The next time you are tempted to call a person from the North-East a ‘chinki’, think again, for you could be put behind bars for a good five years.

The allegedly rising incidents of racial discrimination and verbal abuse against people from the North-East has prompted the Ministry of Home Affairs (MHA) to send a letter to all states and union territories, asking them to book offenders guilty of atrocity against people from the region under the SC and ST (Prevention of Atrocities) Act because a lot of people from the North-East belong to the ST.

In the letter, the ministry has admitted that people from the North-East face abuse. The letter states, “A sizeable number of persons belonging to the North-Eastern states are residing in metropolitan cities and in major urban areas of the country for education and employment.
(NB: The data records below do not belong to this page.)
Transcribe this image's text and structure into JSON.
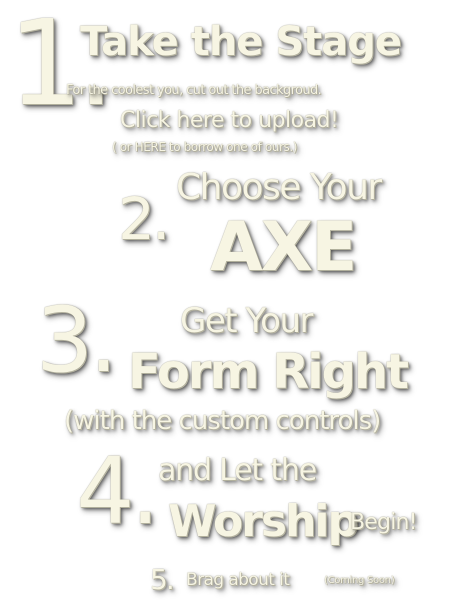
{
  "steps": {
    "step1": {
      "number": "1.",
      "title": "Take the Stage",
      "subtitle": "For the coolest you, cut out the backgroud.",
      "upload_link": "Click here to upload!",
      "borrow_link": "( or HERE to borrow one of ours.)"
    },
    "step2": {
      "number": "2.",
      "title": "Choose Your",
      "highlight": "AXE"
    },
    "step3": {
      "number": "3.",
      "line1": "Get Your",
      "line2": "Form Right",
      "line3": "(with the custom controls)"
    },
    "step4": {
      "number": "4.",
      "line1": "and Let the",
      "highlight": "Worship",
      "suffix": "Begin!"
    },
    "step5": {
      "number": "5.",
      "text": "Brag about it",
      "note": "(Coming Soon)"
    }
  },
  "colors": {
    "text": "#f7f5e3",
    "shadow": "#000000",
    "background": "#ffffff"
  }
}
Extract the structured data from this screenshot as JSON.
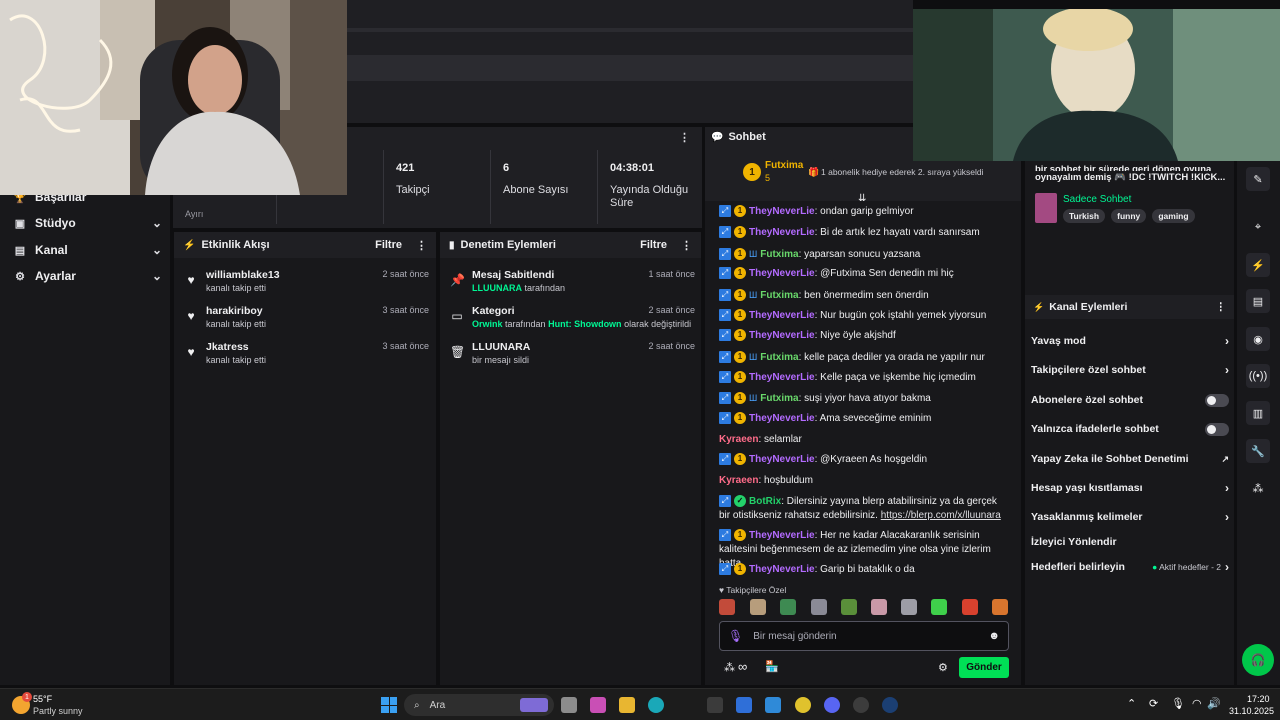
{
  "sidebar": {
    "items": [
      {
        "label": "Başarılar",
        "icon": "trophy-icon"
      },
      {
        "label": "Stüdyo",
        "icon": "studio-icon"
      },
      {
        "label": "Kanal",
        "icon": "channel-icon"
      },
      {
        "label": "Ayarlar",
        "icon": "gear-icon"
      }
    ],
    "partial_label": "Ayırı"
  },
  "stats": [
    {
      "value": "421",
      "label": "Takipçi"
    },
    {
      "value": "6",
      "label": "Abone Sayısı"
    },
    {
      "value": "04:38:01",
      "label": "Yayında Olduğu Süre"
    }
  ],
  "activity": {
    "title": "Etkinlik Akışı",
    "filter_label": "Filtre",
    "events": [
      {
        "user": "williamblake13",
        "action": "kanalı takip etti",
        "time": "2 saat önce"
      },
      {
        "user": "harakiriboy",
        "action": "kanalı takip etti",
        "time": "3 saat önce"
      },
      {
        "user": "Jkatress",
        "action": "kanalı takip etti",
        "time": "3 saat önce"
      }
    ]
  },
  "moderation": {
    "title": "Denetim Eylemleri",
    "filter_label": "Filtre",
    "events": [
      {
        "title": "Mesaj Sabitlendi",
        "actor": "LLUUNARA",
        "detail": "tarafından",
        "time": "1 saat önce"
      },
      {
        "title": "Kategori",
        "actor": "Orwink",
        "detail_pre": "tarafından",
        "category": "Hunt: Showdown",
        "detail_post": "olarak değiştirildi",
        "time": "2 saat önce"
      },
      {
        "title": "LLUUNARA",
        "detail": "bir mesajı sildi",
        "time": "2 saat önce"
      }
    ]
  },
  "chat": {
    "title": "Sohbet",
    "pinned": {
      "user": "Futxima",
      "count": "5",
      "gift_text": "1 abonelik hediye ederek 2. sıraya yükseldi"
    },
    "messages": [
      {
        "user": "TheyNeverLie",
        "color": "purple",
        "text": ": ondan garip gelmiyor"
      },
      {
        "user": "TheyNeverLie",
        "color": "purple",
        "text": ": Bi de artık lez hayatı vardı sanırsam"
      },
      {
        "user": "Futxima",
        "color": "green",
        "text": ": yaparsan sonucu yazsana"
      },
      {
        "user": "TheyNeverLie",
        "color": "purple",
        "text": ": @Futxima Sen denedin mi hiç"
      },
      {
        "user": "Futxima",
        "color": "green",
        "text": ": ben önermedim sen önerdin"
      },
      {
        "user": "TheyNeverLie",
        "color": "purple",
        "text": ": Nur bugün çok iştahlı yemek yiyorsun"
      },
      {
        "user": "TheyNeverLie",
        "color": "purple",
        "text": ": Niye öyle akjshdf"
      },
      {
        "user": "Futxima",
        "color": "green",
        "text": ": kelle paça dediler ya orada ne yapılır nur"
      },
      {
        "user": "TheyNeverLie",
        "color": "purple",
        "text": ": Kelle paça ve işkembe hiç içmedim"
      },
      {
        "user": "Futxima",
        "color": "green",
        "text": ": suşi yiyor hava atıyor bakma"
      },
      {
        "user": "TheyNeverLie",
        "color": "purple",
        "text": ": Ama seveceğime eminim"
      },
      {
        "user": "Kyraeen",
        "color": "pink",
        "text": ": selamlar"
      },
      {
        "user": "TheyNeverLie",
        "color": "purple",
        "text": ": @Kyraeen As hoşgeldin"
      },
      {
        "user": "Kyraeen",
        "color": "pink",
        "text": ": hoşbuldum"
      },
      {
        "user": "BotRix",
        "color": "bot",
        "text": ": Dilersiniz yayına blerp atabilirsiniz ya da gerçek bir otistikseniz rahatsız edebilirsiniz. ",
        "link": "https://blerp.com/x/lluunara"
      },
      {
        "user": "TheyNeverLie",
        "color": "purple",
        "text": ": Her ne kadar Alacakaranlık serisinin kalitesini beğenmesem de az izlemedim yine olsa yine izlerim hatta"
      },
      {
        "user": "TheyNeverLie",
        "color": "purple",
        "text": ": Garip bi bataklık o da"
      }
    ],
    "followers_only_label": "Takipçilere Özel",
    "input_placeholder": "Bir mesaj gönderin",
    "send_label": "Gönder"
  },
  "stream_info": {
    "title_line1": "bir sohbet bir sürede geri dönen oyuna",
    "title_line2": "oynayalım demiş 🎮 !DC !TWITCH !KICK...",
    "mode": "Sadece Sohbet",
    "tags": [
      "Turkish",
      "funny",
      "gaming"
    ]
  },
  "channel_actions": {
    "title": "Kanal Eylemleri",
    "items": [
      {
        "label": "Yavaş mod",
        "control": "chevron"
      },
      {
        "label": "Takipçilere özel sohbet",
        "control": "chevron"
      },
      {
        "label": "Abonelere özel sohbet",
        "control": "toggle"
      },
      {
        "label": "Yalnızca ifadelerle sohbet",
        "control": "toggle"
      },
      {
        "label": "Yapay Zeka ile Sohbet Denetimi",
        "control": "external"
      },
      {
        "label": "Hesap yaşı kısıtlaması",
        "control": "chevron"
      },
      {
        "label": "Yasaklanmış kelimeler",
        "control": "chevron"
      },
      {
        "label": "İzleyici Yönlendir",
        "control": "none"
      },
      {
        "label": "Hedefleri belirleyin",
        "control": "goals"
      }
    ],
    "goals_status": "Aktif hedefler - 2"
  },
  "taskbar": {
    "weather_temp": "55°F",
    "weather_desc": "Partly sunny",
    "weather_badge": "1",
    "search_label": "Ara",
    "time": "17:20",
    "date": "31.10.2025"
  }
}
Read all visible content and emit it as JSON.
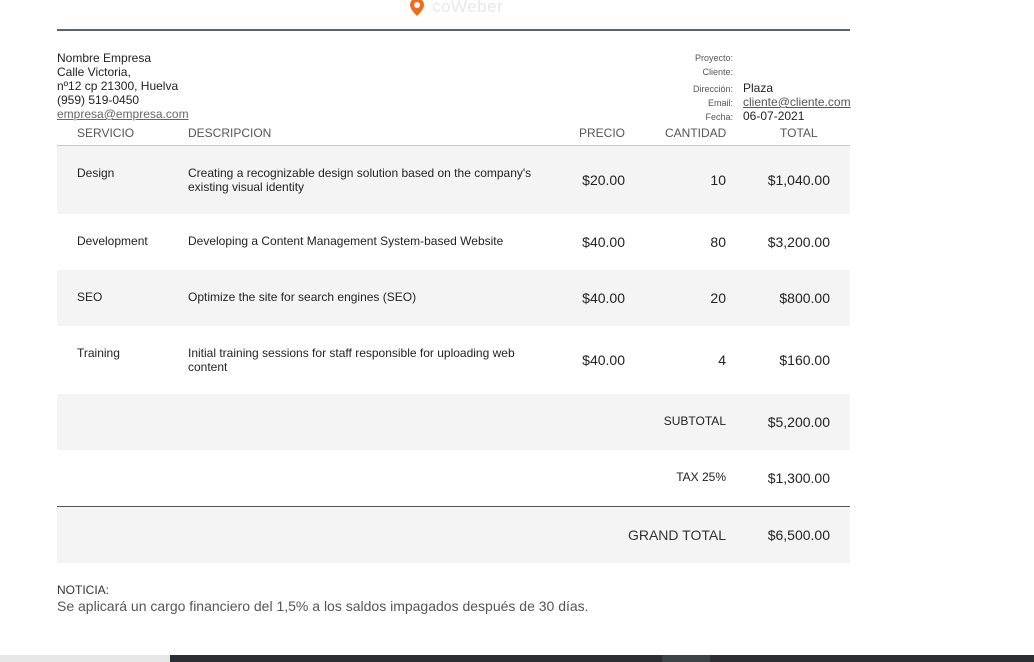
{
  "logo": {
    "text": "coWeber",
    "icon": "location-pin-icon",
    "accent": "#f26b1d"
  },
  "company": {
    "name": "Nombre Empresa",
    "street": "Calle Victoria,",
    "city": "nº12 cp 21300, Huelva",
    "phone": "(959) 519-0450",
    "email": "empresa@empresa.com"
  },
  "project": {
    "rows": [
      {
        "label": "Proyecto:",
        "value": ""
      },
      {
        "label": "Cliente:",
        "value": ""
      },
      {
        "label": "Dirección:",
        "value": "Plaza"
      },
      {
        "label": "Email:",
        "value": "cliente@cliente.com"
      },
      {
        "label": "Fecha:",
        "value": "06-07-2021"
      }
    ]
  },
  "table": {
    "headers": {
      "service": "SERVICIO",
      "description": "DESCRIPCION",
      "price": "PRECIO",
      "quantity": "CANTIDAD",
      "total": "TOTAL"
    },
    "rows": [
      {
        "service": "Design",
        "description": "Creating a recognizable design solution based on the company's existing visual identity",
        "price": "$20.00",
        "quantity": "10",
        "total": "$1,040.00"
      },
      {
        "service": "Development",
        "description": "Developing a Content Management System-based Website",
        "price": "$40.00",
        "quantity": "80",
        "total": "$3,200.00"
      },
      {
        "service": "SEO",
        "description": "Optimize the site for search engines (SEO)",
        "price": "$40.00",
        "quantity": "20",
        "total": "$800.00"
      },
      {
        "service": "Training",
        "description": "Initial training sessions for staff responsible for uploading web content",
        "price": "$40.00",
        "quantity": "4",
        "total": "$160.00"
      }
    ],
    "subtotal": {
      "label": "SUBTOTAL",
      "value": "$5,200.00"
    },
    "tax": {
      "label": "TAX 25%",
      "value": "$1,300.00"
    },
    "grand_total": {
      "label": "GRAND TOTAL",
      "value": "$6,500.00"
    }
  },
  "notice": {
    "title": "NOTICIA:",
    "text": "Se aplicará un cargo financiero del 1,5% a los saldos impagados después de 30 días."
  },
  "colors": {
    "rule": "#5b6270",
    "row_shade": "#f4f4f4",
    "text": "#222222"
  }
}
It is reported that people originating from these North-Eastern states are facing discrimination as they are addressed with derogatory adjectives or face discrimination in the form of targeted attacks, assault, molestation and other atrocities.”

Metrolife asks people from the North-Eastern community living in the City about  their reaction to the new move by the Central Government in an effort to curb discrimination against the community.  

Lalrokhuma Pachau, director general and inspector general of police, points out that there are more than 2,000 North-Eastern students studying in various colleges in the City. “I don’t think there is any discrimination against the North-Eastern students in the City. The people are safe here,” he observes.

But the students and the professionals in the City think otherwise. The community as a whole, especially women, confess that they don’t feel safe here anymore. And many say that they were mocked at and have been called ‘chinki’ at some point of time.

Monika Khangembam, an employee with a digital publishing company, thinks that the statement comes as a relief for only those who fall under the SC and ST category.

“What about the rest of the people from the North-East who don’t belong to that category? Where should they go? wonders Monika. “Those from the North-East face discrimination in one form or other. It is a good step forward to make sure that we, as a community, feel safe. But it is important that it is implemented well. A lot has to be done to change people’s mindset,” says Monika.

Robert, a research scholar and make-up artist, feels this move will instill some fear in people and stop them from discriminating against people from the North-East. “It is the educated who resort to calling names, such as ‘chinks’, and teasing. I ignore it most of the time because I don’t want to land in any kind of trouble. The new move should be enforced in all earnestness,” he says.

Romilla, a student, observes that it is unfair to classify people into categories. “Laws don’t help contain problems. The solution is to work towards changing people’s mindset and attitude,” she sums up.